Department of Justice Seal Department of Justice
FOR IMMEDIATE RELEASE
THURSDAY, MAY 6, 2004
WWW.USDOJ.GOV
CRM
(202) 514-2008
TDD (202) 514-1888

FORMER ENRON ASSISTANT TREASURER LEA FASTOW
SENTENCED TO 12 MONTHS IN JAIL

Fastow Agrees To Cooperate With Government


WASHINGTON, D.C. - Deputy Attorney General James B. Comey, Assistant Attorney General Christopher A. Wray of the Criminal Division, Enron Task Force Director Andrew Weissmann and FBI Director Robert Mueller announced today that Lea W. Fastow was sentenced today in Houston, Texas, to one year in jail.

Fastow, a former Enron Assistant Treasurer and the wife of former Enron Chief Financial Officer Andrew Fastow, was sentenced today to one year in jail and a one-year period of supervised release to follow her term of incarceration. Fastow had pleaded guilty to one count of filing a false federal income tax return, a misdemeanor that carried a maximum sentence of one year’s incarceration. Under applicable rules, Lea Fastow will not be eligible to receive “good time” credit from the Bureau of Prisons, which reduces a jail term by approximately 15 percent and is applicable to felony sentences over one year; it is not available to misdemeanor offenses. Mrs. Fastow also relinquished any claim to almost $30 million in forfeited funds seized by the Enron Task Force in May 2003 for the benefit of victims of fraud at Enron.

The government agreed to accept a misdemeanor plea from Fastow as part of a cooperation agreement. The agreement requires Lea Fastow to provide truthful assistance to the government’s ongoing investigation into Enron. Under this agreement, Lea Fastow at a minimum will serve the year in jail imposed by the court today. The felony charges previously filed against Fastow were dismissed pursuant to the agreement. If she violates the agreement, she can be charged with any and all crimes she committed, and her plea and sentence cannot be withdrawn. Pursuant to the agreement, Fastow will not be eligible for any reduction in the one-year sentence imposed today, irrespective of her cooperation.

Fastow is expected to surrender after the Bureau of Prisons determines the facility to which she will be designated.

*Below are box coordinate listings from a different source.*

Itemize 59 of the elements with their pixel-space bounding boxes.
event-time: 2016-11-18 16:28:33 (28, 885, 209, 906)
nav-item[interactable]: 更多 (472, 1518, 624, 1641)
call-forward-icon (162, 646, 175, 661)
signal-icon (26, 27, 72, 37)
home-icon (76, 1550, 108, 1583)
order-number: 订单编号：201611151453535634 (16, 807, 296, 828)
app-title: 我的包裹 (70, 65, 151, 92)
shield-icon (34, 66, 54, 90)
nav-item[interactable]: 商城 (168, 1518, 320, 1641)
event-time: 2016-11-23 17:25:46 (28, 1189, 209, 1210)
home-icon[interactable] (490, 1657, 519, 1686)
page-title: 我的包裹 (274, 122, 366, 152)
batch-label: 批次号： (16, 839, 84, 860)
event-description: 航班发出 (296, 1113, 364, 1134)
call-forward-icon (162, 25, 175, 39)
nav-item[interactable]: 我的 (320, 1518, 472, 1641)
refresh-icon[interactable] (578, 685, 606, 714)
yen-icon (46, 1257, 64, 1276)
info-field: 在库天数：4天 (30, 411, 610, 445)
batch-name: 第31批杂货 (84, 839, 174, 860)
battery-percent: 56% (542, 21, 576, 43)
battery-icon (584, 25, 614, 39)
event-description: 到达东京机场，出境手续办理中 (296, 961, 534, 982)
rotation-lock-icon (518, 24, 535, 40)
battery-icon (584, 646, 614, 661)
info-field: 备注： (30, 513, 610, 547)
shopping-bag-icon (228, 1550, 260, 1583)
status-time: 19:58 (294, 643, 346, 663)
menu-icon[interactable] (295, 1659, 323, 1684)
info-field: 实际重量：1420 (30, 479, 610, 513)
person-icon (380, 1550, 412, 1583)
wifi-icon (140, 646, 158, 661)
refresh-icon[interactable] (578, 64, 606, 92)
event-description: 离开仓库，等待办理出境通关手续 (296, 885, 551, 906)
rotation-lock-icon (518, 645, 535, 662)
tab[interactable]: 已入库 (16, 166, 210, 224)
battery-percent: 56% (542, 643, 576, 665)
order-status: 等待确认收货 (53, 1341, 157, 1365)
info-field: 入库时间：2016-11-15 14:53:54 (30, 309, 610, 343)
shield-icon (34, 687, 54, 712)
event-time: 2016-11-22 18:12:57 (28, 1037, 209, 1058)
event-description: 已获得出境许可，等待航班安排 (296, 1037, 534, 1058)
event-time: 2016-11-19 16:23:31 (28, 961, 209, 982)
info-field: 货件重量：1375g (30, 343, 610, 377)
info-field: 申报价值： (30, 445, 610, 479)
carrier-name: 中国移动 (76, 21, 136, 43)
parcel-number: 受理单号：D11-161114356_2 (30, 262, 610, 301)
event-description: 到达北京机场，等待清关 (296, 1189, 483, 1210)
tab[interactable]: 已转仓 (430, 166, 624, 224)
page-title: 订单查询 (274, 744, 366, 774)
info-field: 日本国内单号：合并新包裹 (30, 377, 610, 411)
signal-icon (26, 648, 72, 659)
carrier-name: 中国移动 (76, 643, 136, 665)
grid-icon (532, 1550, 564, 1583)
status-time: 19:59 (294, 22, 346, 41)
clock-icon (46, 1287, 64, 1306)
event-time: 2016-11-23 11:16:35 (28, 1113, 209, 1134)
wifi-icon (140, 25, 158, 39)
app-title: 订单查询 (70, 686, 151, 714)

Fastow entered her guilty plea today before Judge David Hittner of the U.S. District Court in the Southern District of Texas. Under the applicable U.S. Sentencing Guidelines, Fastow faced an estimated range of imprisonment of 10 to 16 months. The parties recommended to the Court a sentence at the low end of this range, which allowed the Court to impose a “split” sentence of five months incarceration and five months of home confinement as a condition of supervised release. The court rejected that joint recommendation, but the one-year sentence imposed today is within the guideline range.

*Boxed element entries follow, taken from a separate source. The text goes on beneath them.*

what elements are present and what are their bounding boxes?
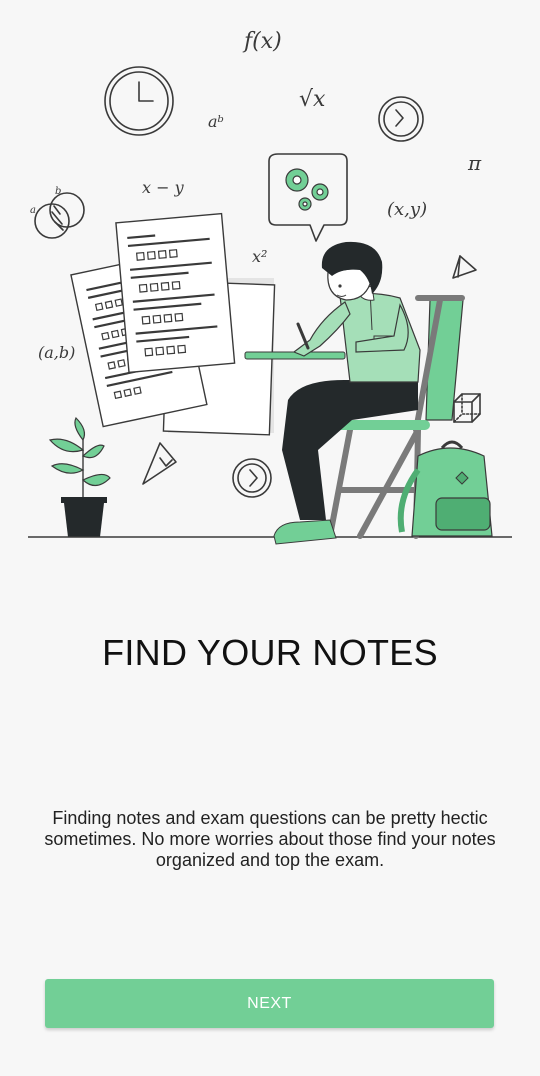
speech-bubble-icon (268, 153, 348, 242)
clock-icon (104, 66, 174, 136)
doodle-xy-pair: (x,y) (387, 199, 427, 220)
clock-small-icon (378, 96, 424, 142)
gears-icon (285, 168, 329, 211)
next-button[interactable]: NEXT (45, 979, 494, 1028)
student-icon (273, 241, 421, 545)
venn-diagram-icon (34, 192, 85, 239)
doodle-ab-power: aᵇ (208, 112, 224, 131)
exam-papers-icon (70, 212, 276, 436)
doodle-pi: π (467, 151, 482, 175)
doodle-sqrt: √x (299, 87, 326, 112)
doodle-venn-b: b (55, 186, 61, 197)
page-title: FIND YOUR NOTES (102, 632, 438, 673)
cube-icon (453, 393, 481, 423)
page-description: Finding notes and exam questions can be … (44, 808, 496, 870)
writing-board-icon (244, 351, 346, 360)
doodle-ab-pair: (a,b) (38, 343, 75, 362)
students-studying-illustration: f(x) aᵇ √x x − y x² (x,y) (a,b) π a b (28, 29, 512, 545)
doodle-x-squared: x² (252, 247, 267, 266)
doodle-fx: f(x) (242, 29, 282, 54)
doodle-venn-a: a (30, 205, 36, 216)
doodle-x-minus-y: x − y (142, 178, 185, 197)
pyramid-icon (452, 255, 477, 279)
triangle-icon (142, 442, 177, 485)
clock-bottom-icon (232, 458, 272, 498)
potted-plant-icon (48, 416, 111, 537)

As part of her plea agreement, Fastow admitted that from December 1997 through 2000, she failed to report as income a total of $204,444.34 in proceeds that her family received from an Enron “special purpose entity” known as RADR. Fastow admitted that she knew that this money was derived from RADR and that her husband had been prohibited from investing in RADR. To hide the fact that it was taxable income, the money was disguised as “gifts” to the Fastow family, through checks made payable to Fastow, her husband Andrew and their children. To avoid triggering the law's requirement that gifts in excess of $10,000 to another person be reported to the Internal Revenue Service, most of these checks were made payable in amounts of $10,000 or less and in the names of different members of the Fastow family. Although she knew that the payments represented income that should have been reported on their joint federal income tax returns, Fastow concealed the income from the Fastows’ accountant and intentionally failed to report the income on their joint federal income tax returns for the years 1997 through 2000. Fastow admitted that she signed these income tax returns under penalty of perjury and caused them to be filed with the Internal Revenue Service. Fastow’s crime involved self-dealing, with her husband and others, and was not part of the crimes to which her husband and others have pleaded guilty involving the manipulation of Enron's books.

Andrew Fastow pleaded guilty in January 2004 to two counts of conspiracy to commit securities and wire fraud and is cooperating fully with the Enron investigation. Under the terms of a plea agreement, Fastow will serve a 10-year prison sentence and forfeit more than $29 million.

The investigation into Enron's collapse is being conducted by the Enron Task Force, a team of federal prosecutors supervised by the Justice Department's Criminal Division and agents from the FBI and the IRS Criminal Investigations Division. The Task Force also has coordinated with an received considerable assistance from the Securities and Exchange Commission. The Enron Task Force is part of President Bush's Corporate Fraud Task Force, created in July 2002 to investigate allegations of fraud and corruption at U.S. corporations.

Twenty-nine individuals have been charged to date, including 20 former Enron executives. Ten people and Arthur Andersen LLP have been convicted as a result of the ongoing investigation and, with today's sentence, two have been sentenced to jail. In addition, the Enron Task Force has restrained more than $150 million in proceeds derived from criminal activity. The Task Force investigation is continuing.